The common questions raised in the Expert validation workshops
The first iteration of the case studies and learning stories is finished. To guide the further development of case studies and learning stories, the project consortium organised a series of three expert validation workshops. The discussions in the workshop helped identifying the most prominent questions around education data use.
The case studies analyse actions at various levels (school, municipality, national) related to education data analytics, exploring the perspective of various education actors. As more practice-oriented articles, the learning stories, concretely describe data use practices of teachers, school leaders, EdTech and local authorities.
The three Expert Validation Workshops occurred in May and June 2024, uniting researchers from various European universities and educators to tackle shared challenges in education data use. Participants were invited to deliberate on the issues and challenges highlighted by the cross-analysis of the initial case study and learning story drafts.

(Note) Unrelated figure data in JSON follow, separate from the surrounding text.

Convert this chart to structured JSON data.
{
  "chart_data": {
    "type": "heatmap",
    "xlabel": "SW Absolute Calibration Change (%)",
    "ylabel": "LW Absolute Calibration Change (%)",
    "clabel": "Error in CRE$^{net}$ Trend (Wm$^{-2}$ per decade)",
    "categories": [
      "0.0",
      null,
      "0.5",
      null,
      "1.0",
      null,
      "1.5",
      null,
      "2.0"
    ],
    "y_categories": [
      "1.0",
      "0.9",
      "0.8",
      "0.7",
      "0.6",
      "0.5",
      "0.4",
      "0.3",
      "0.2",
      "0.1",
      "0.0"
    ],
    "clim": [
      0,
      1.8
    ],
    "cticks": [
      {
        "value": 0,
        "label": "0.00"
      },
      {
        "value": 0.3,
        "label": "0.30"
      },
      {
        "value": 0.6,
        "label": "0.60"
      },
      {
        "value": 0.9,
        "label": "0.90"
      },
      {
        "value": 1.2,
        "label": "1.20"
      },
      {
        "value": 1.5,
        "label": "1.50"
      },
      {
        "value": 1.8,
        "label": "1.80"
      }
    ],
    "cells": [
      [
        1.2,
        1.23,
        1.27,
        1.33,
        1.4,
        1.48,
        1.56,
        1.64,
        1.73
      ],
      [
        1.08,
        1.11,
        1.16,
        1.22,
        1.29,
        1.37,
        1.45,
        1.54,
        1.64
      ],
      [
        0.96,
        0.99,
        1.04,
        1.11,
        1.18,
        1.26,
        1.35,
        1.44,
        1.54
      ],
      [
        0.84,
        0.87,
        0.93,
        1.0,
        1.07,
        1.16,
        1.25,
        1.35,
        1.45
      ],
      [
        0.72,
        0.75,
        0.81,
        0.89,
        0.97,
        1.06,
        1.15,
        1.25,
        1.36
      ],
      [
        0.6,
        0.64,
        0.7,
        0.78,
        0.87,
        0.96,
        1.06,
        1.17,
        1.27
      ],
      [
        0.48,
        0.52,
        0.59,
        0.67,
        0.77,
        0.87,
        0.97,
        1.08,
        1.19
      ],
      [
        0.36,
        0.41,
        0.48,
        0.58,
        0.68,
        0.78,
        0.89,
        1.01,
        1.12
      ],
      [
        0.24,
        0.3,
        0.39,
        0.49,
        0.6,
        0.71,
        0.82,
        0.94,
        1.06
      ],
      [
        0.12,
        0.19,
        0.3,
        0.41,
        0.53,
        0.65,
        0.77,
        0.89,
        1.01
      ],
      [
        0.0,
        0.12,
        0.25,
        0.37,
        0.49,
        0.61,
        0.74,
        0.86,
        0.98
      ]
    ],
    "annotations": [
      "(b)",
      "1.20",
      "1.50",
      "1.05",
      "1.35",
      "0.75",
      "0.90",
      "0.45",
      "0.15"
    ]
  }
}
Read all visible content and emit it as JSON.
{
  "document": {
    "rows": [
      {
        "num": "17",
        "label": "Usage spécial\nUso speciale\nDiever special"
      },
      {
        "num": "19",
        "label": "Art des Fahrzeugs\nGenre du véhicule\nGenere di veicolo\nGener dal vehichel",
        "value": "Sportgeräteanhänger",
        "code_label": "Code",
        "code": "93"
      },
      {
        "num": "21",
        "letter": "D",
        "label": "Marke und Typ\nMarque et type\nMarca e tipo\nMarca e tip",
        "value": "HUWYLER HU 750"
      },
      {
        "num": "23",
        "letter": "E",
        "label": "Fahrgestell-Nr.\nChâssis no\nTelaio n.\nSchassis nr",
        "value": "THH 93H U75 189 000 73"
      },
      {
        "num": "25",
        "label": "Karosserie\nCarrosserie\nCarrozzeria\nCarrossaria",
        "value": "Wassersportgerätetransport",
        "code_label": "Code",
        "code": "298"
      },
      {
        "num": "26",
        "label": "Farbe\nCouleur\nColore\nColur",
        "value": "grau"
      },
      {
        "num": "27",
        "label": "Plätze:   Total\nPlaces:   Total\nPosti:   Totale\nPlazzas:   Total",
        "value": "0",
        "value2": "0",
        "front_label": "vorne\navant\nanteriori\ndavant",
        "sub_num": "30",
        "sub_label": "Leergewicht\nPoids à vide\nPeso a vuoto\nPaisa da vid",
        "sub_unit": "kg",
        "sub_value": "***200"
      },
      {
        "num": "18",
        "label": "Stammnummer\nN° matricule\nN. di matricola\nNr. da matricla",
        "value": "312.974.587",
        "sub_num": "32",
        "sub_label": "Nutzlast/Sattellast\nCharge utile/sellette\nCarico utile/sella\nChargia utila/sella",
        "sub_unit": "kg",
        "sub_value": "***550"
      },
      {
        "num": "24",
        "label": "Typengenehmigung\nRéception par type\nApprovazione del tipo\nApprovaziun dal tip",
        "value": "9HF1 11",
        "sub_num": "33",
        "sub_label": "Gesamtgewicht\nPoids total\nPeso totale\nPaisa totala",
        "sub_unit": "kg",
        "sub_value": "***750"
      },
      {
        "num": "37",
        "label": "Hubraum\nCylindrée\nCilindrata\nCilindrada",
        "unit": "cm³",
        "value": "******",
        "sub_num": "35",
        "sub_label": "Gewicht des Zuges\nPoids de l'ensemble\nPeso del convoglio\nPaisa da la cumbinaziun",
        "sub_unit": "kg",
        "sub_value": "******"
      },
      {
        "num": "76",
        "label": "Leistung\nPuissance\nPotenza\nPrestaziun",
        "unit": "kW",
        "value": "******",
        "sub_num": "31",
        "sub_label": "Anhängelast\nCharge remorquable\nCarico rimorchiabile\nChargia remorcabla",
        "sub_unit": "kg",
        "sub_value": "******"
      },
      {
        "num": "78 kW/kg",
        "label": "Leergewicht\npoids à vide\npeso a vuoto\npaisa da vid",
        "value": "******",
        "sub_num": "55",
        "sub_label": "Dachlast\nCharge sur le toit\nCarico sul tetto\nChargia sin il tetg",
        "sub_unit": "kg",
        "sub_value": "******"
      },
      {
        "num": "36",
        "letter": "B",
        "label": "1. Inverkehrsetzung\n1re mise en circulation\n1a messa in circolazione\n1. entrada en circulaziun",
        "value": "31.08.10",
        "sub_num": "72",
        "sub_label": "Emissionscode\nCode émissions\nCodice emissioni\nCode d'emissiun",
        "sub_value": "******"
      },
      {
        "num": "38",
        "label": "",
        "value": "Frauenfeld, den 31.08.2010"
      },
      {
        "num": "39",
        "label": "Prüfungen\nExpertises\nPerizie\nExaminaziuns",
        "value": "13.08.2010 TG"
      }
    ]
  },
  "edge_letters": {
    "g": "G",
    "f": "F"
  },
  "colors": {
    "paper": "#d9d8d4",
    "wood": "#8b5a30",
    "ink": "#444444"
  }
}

These expert discussions enabled the Agile EDU partners to pinpoint common questions relevant to all stakeholders. The case studies are currently analysed in terms of what implications they have for these common questions and how more information could be collected to better answer those questions. Based on this analysis, the case studies will be developed further in autumn 2024. After two more cycles of peer and expert review in the first half of 2025, they will be made publicly accessible at the project's conclusion.
Need a change in mindset
A common theme raised by participants was the need for a change in mindset in education stakeholders, from policy makers to parents. In policy making, there is a need to base policy decisions more on evidence from research. Overall, there is an "old world view" of data, which may hinder effective handling and exploitation of data. For instance, data is often viewed as something that should be copied for storage and ownership by different organisations, although data could be called from a single source, reducing redundancy and improving cost-efficiency. The public concern about data privacy is another example where existing perspectives can pose a challenge. Due to a lack of trust in the public, including parents sending their children to school, the debate over education data focuses more on data privacy than on how to best analyse this data to inform educators to make improvements in their practices. Perhaps one way to improve public trust is to involve the departments of statistics more, an often trusted institution, as a mediator between education data and the public.
EdTech procurement
The workshops also generated discussions about the challenges in the agreements between EdTech and schools. There is a need for more mediation between schools and EdTech, guidelines in procurement and standards or minimal requirements to certify the pedagogical benefits of EdTech services. Moreover, the informed consent model has been considered flawed, because there is a power imbalance between EdTech companies and the individual user, on top of the daunting task of reading the detailed terms and conditions of EdTech agreements. The workshop discussions also revealed the differences in EdTech procurement in different education systems. Decentralization leads to fragmented choice of tools and services, limited exchange of data between systems, and a lot of variation in schools and municipalities' resources to tackle data-related challenges. On the other hand, the more centralized a system is, the more inflexible and sluggish it can be when there is the need to adopt tools for specific situations.
Adopting a critical approach
The current debate on education data analytics puts emphasis on "digital data" and using data "to improve", which can lead to overreliance on quantitative data or a reduction of complex learning processes. Workshop participants acknowledged the need for a more critical approach to data use and data literacy in education both for initial teacher education and in schools for students, to help them navigate a data-driven world as active citizens. Critical data literacy activities for students were mentioned, where students not only learn how to critically evaluate the quality of data, but also learn how their personal data as a citizen can be used by various governmental or public institutions. Playful learning methodologies were also discussed as a way to develop data literacy with hands-on, off-screen and student-centered activities. Teachers can benefit from a critical look at the data they collect, and an inquiry-based approach, formulating their research question, which can lead to more creative ways of collecting and interpreting student data.
Way forward
These are a few of the many discussion points that emerged in the Expert Validation Workshops. The project is now analysing the case studies and learning stories in terms of how they could further have implications for the themes discussed in the workshops by experts and practitioners. Ultimately, the aim of the project is to also develop policy recommendations based on these common themes and how they have been addressed in the case studies.